Cooper was a natural at it – tearing up the track at the old Langford Speedway where he started, Shearing, Western Speedway and many other tracks along the U.S coast.

He competed four times in the Shell 4000 Rally from Montreal to Vancouver. With Bob Low as his co-pilot, their best finish was second against more than 75 competitors.

Cooper recalled safety regulations weren’t such an important factor back then. When he drove his 1936 Dodge plumping pickup in a race, he got his friend Roy Hingley to sit in the back of his truck for added weight on the back wheels.
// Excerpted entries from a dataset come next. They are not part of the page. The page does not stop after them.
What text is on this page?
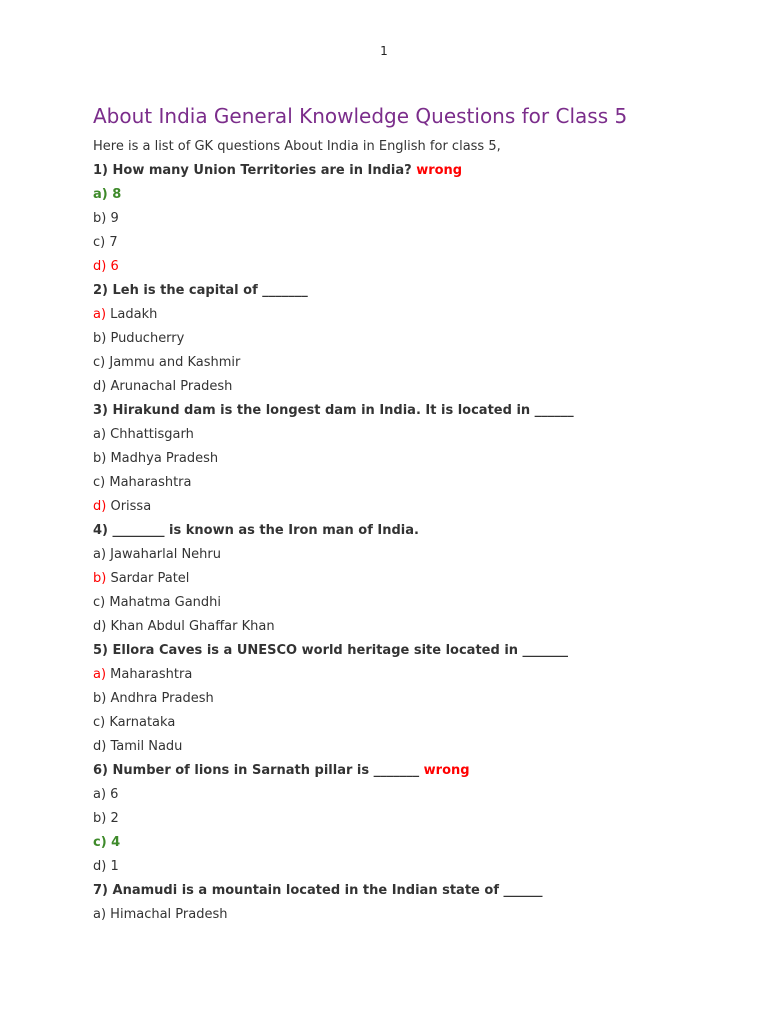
1
About India General Knowledge Questions for Class 5

Here is a list of GK questions About India in English for class 5,

1) How many Union Territories are in India? wrong

a) 8

b) 9

c) 7

d) 6

2) Leh is the capital of _______

a) Ladakh

b) Puducherry

c) Jammu and Kashmir

d) Arunachal Pradesh

3) Hirakund dam is the longest dam in India. It is located in ______

a) Chhattisgarh

b) Madhya Pradesh

c) Maharashtra

d) Orissa

4) ________ is known as the Iron man of India.

a) Jawaharlal Nehru

b) Sardar Patel

c) Mahatma Gandhi

d) Khan Abdul Ghaffar Khan

5) Ellora Caves is a UNESCO world heritage site located in _______

a) Maharashtra

b) Andhra Pradesh

c) Karnataka

d) Tamil Nadu

6) Number of lions in Sarnath pillar is _______ wrong

a) 6

b) 2

c) 4

d) 1

7) Anamudi is a mountain located in the Indian state of ______

a) Himachal Pradesh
The Flying Plumber went on to win that race.

Before modern rules, safety regulations and insurance began to regulate the sport, it was normal for the race cars to be towed with just a rope tied behind the truck and to help the racers, the provincial police would hold up traffic to let them get through to their destination.

When speaking with the Goldstream Gazette back in March 1998, Cooper said there was a time when he would have liked to have gone further in his racing career, but financially it was not feasible, and he always maintained his family came first.

Yet it wasn’t the financial concerns that led to his retirement in 1974.

“I was leading a race in Monroe (Washington) and I had led the race for over 100 laps when the engine blew and I went off the end of the track because I couldn’t see,” Cooper shared with the Gazette for the 45th-anniversary edition of the Western Speedway Guide, published in 1998.

”Ted McKenzie was the first to reach my car and he lifted me out. It was then I decided it wasn’t fun anymore and I always said I would quit when racing wasn’t fun anymore.”

Cooper was inducted into the Victoria Auto Racing Hall of Fame in 1984 and celebrated his 100th birthday in October 2021.